I have many, many Granny anecdotes to tell, but I think I'll end this post with some words about the end of her life and how good she was to me. A plain talker, my Granny would take on difficult subjects without fear. There came a time to talk about her mortality. I am a bit of a phobe (all right, in my younger years I was hugely phobic) about hospitals, illness, funerals. She knew that well. For about the last 5 years of her life, she told me many, many times that ours had been the best relationship of her life and she did not want me hanging out at a hospital or seeing her for the last time at a funeral. She gave me permission not to go through that. Over and over again.

She fell and broke her hip minutes after the Broncos lost the Super Bowl in 1987. Aunt Pat teased her after surgery the next day. "Mother, you didn't have to throw yourself down just because they lost." She seemed to be doing well. Until the pneumonia came. She was on a respirator and could not speak, but she was alert. The relatives were called in. Granny adored Ex. Not just because he was my husband. They just clicked. Ex went up to the hospital bed. "Granny do you recognize me? Do you know who I am?" Blink. Blink. "Do you know who my wife is?" Blink. Blink. "Do you know why she is not here with me to visit you?" Blink. Blink. Blink. Blink. Blink. Blink.

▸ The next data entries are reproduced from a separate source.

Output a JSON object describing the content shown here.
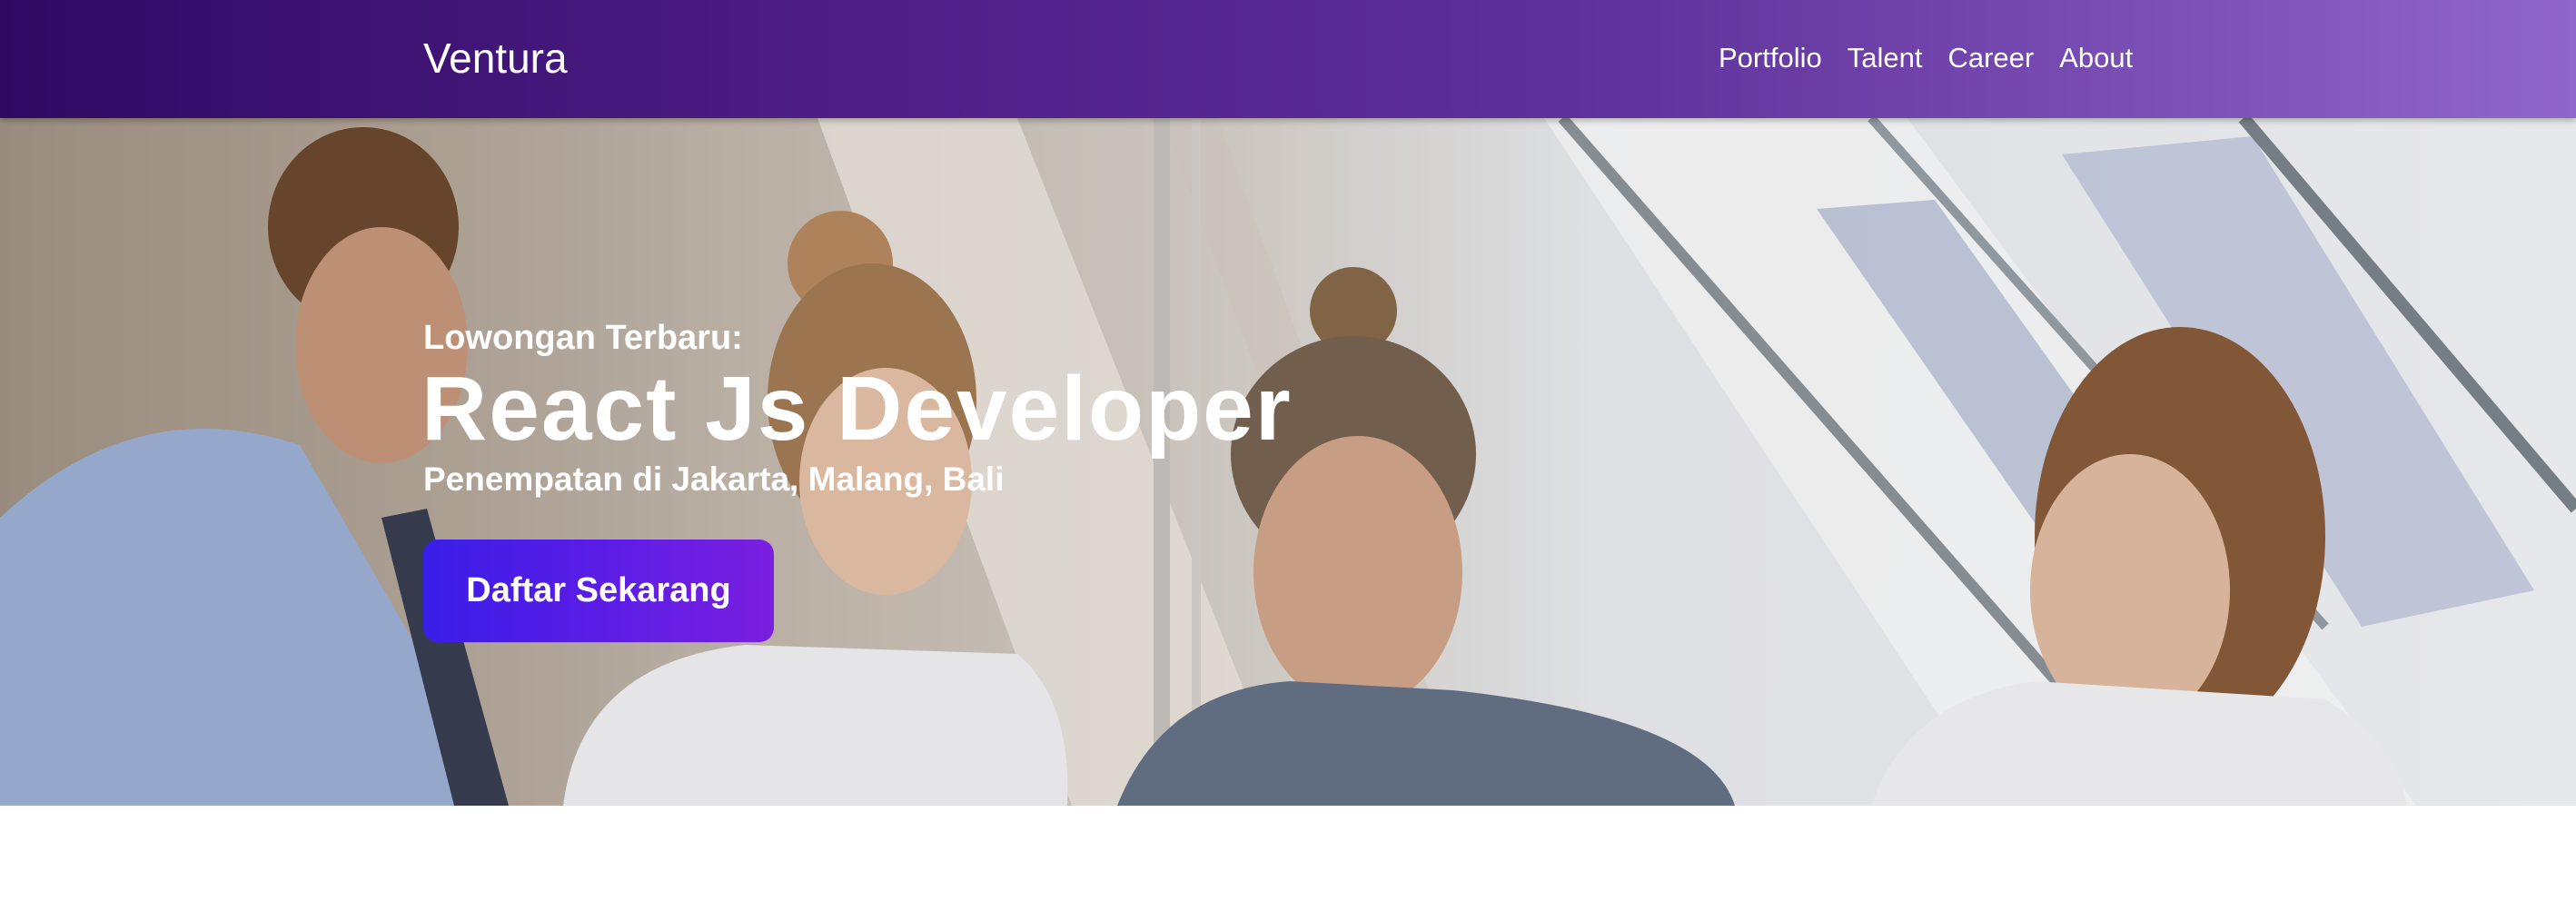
{
  "navbar": {
    "brand": "Ventura",
    "links": [
      "Portfolio",
      "Talent",
      "Career",
      "About"
    ]
  },
  "hero": {
    "kicker": "Lowongan Terbaru:",
    "title": "React Js Developer",
    "subtitle": "Penempatan di Jakarta, Malang, Bali",
    "cta_label": "Daftar Sekarang",
    "image_alt": "Four colleagues in office looking at a device"
  },
  "colors": {
    "nav_gradient_start": "#2f0a63",
    "nav_gradient_end": "#8f66c9",
    "cta_gradient_start": "#3a1de8",
    "cta_gradient_end": "#7a1fdf",
    "text": "#ffffff"
  }
}
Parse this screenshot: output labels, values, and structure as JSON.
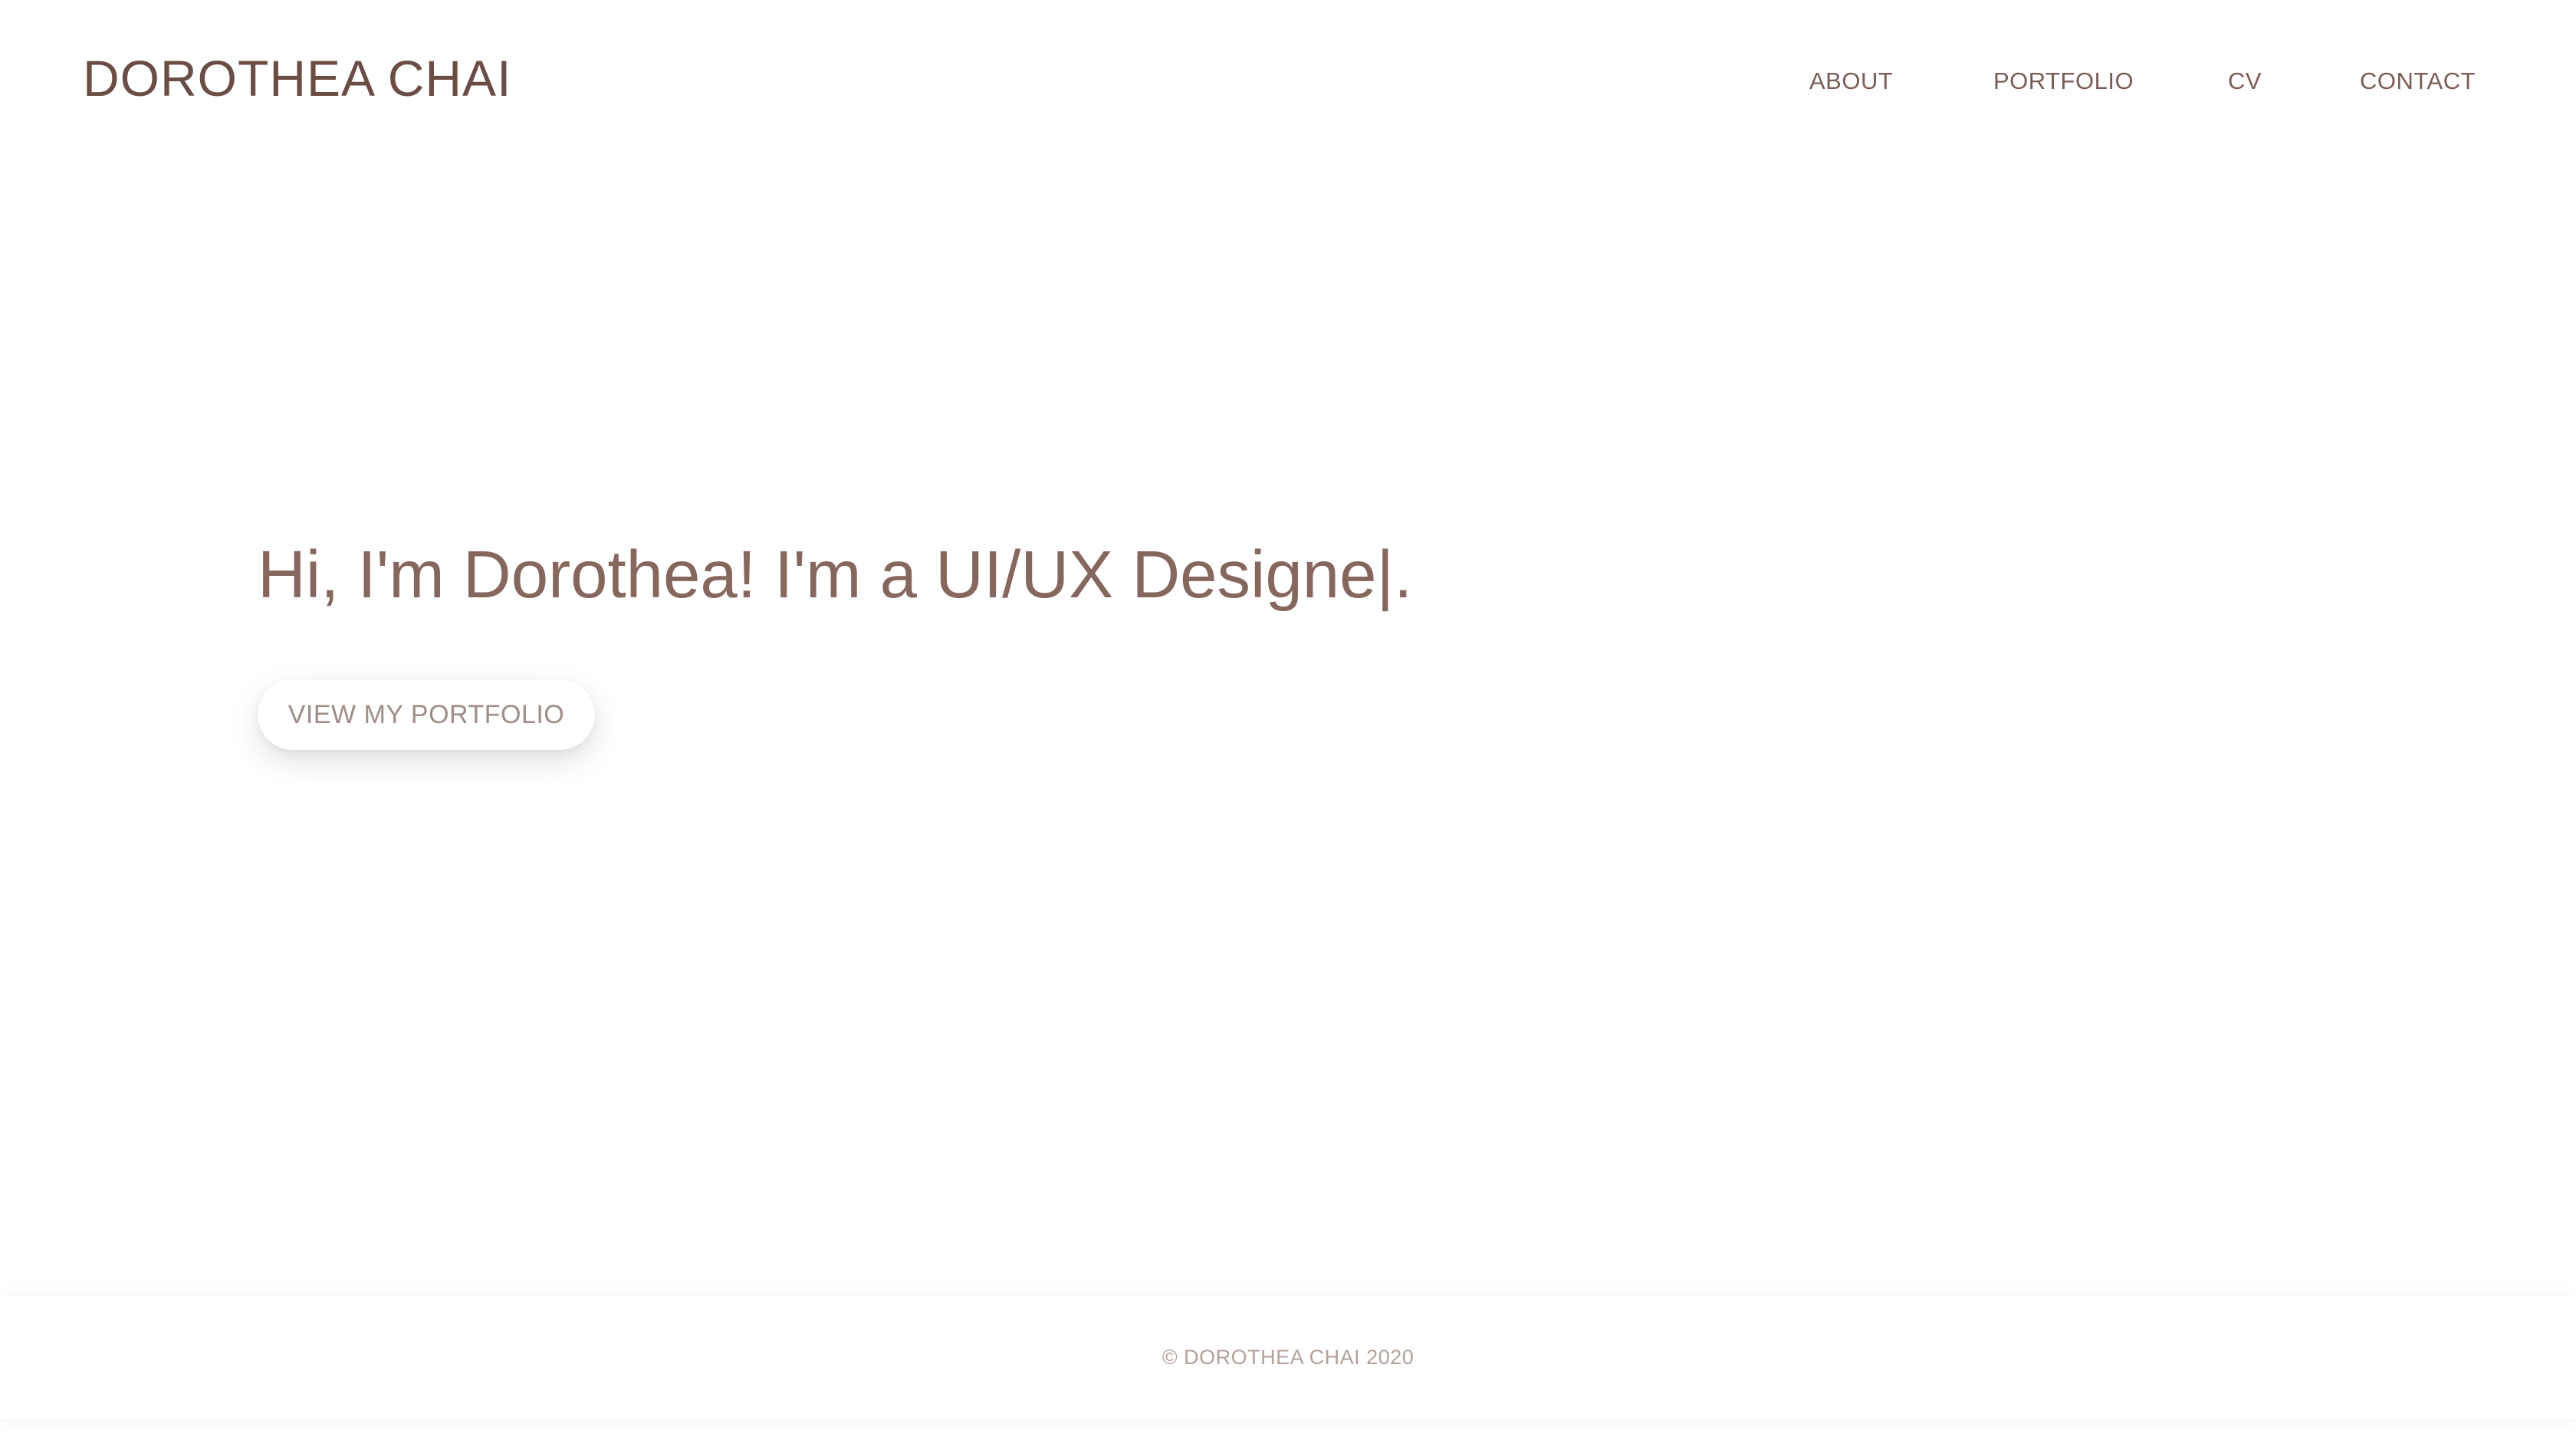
{
  "header": {
    "logo": "DOROTHEA CHAI",
    "nav": {
      "about": "ABOUT",
      "portfolio": "PORTFOLIO",
      "cv": "CV",
      "contact": "CONTACT"
    }
  },
  "hero": {
    "title": "Hi, I'm Dorothea! I'm a UI/UX Designe|.",
    "cta_label": "VIEW MY PORTFOLIO"
  },
  "footer": {
    "copyright": "© DOROTHEA CHAI 2020"
  },
  "colors": {
    "brand_text": "#6a4d45",
    "hero_text": "#86675e",
    "button_text": "#a08d88",
    "footer_text": "#b3a19c",
    "background": "#ffffff"
  }
}
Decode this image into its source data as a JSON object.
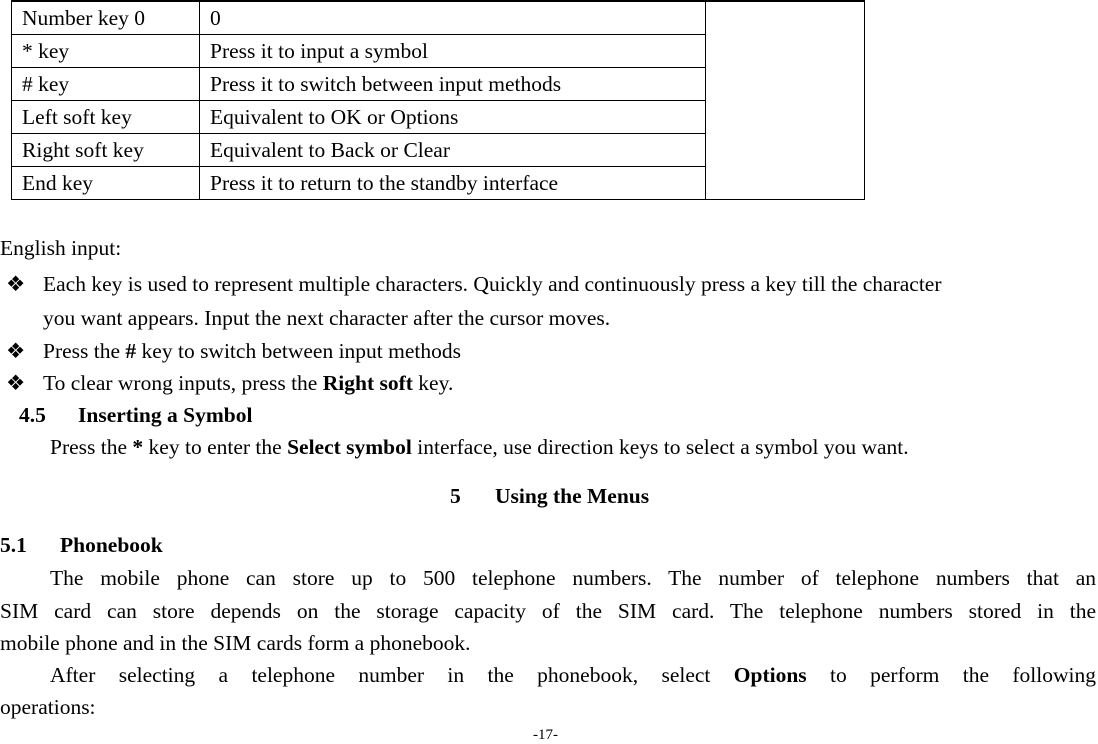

She held on for 2 weeks. Aunt Pat called at 2:00 a.m. to say she had left us and joined Grandpa. I called Ex who was in San Jose at training. He had just been hired by the union. He was devastated. I went to the funeral. He needed me. I grew from it.

In my ears right now: "When It's Springtime in the Rockies". My Granny loved that song. I learned to play it - for her - for my first piano recital. She made me a blue dress to wear with a big satin bow on the back.

Something that charmed me today: A sweet exchange of very early e-mails, that reminded me I am loved and cared for.


  1. I love old family stories. I need to blog some more about my Grandpa Mel--actually a step-grandpa, but he was my Gramps. Thanks for sharing about your Granny. Isn't it wonderful to be loved just because?

  2. Just because you happen to be alive. "You're good enough to love just because you are you." You'll hear much, much more about Granny, Miss Mary Belle Blair. And then she was Mrs. O'Farrell, hence the Granny "O". My paternal grandfather will be fun to write about, too, but Granny's first.

  3. A blue dress to match your beautiful blue eyes.

  4. Oh! What a wonderful gift of words this afternoon. Remember, I grew up knowing I didn't look like much and the only saving grace I had was those blue eyes which I must enhance with ONLY blue clothing . . so I wouldn't cause a freight train to take a dirt road. So, yeah. The dress was blue. And she liked my eyes, too. I fell like I just got a bouquet!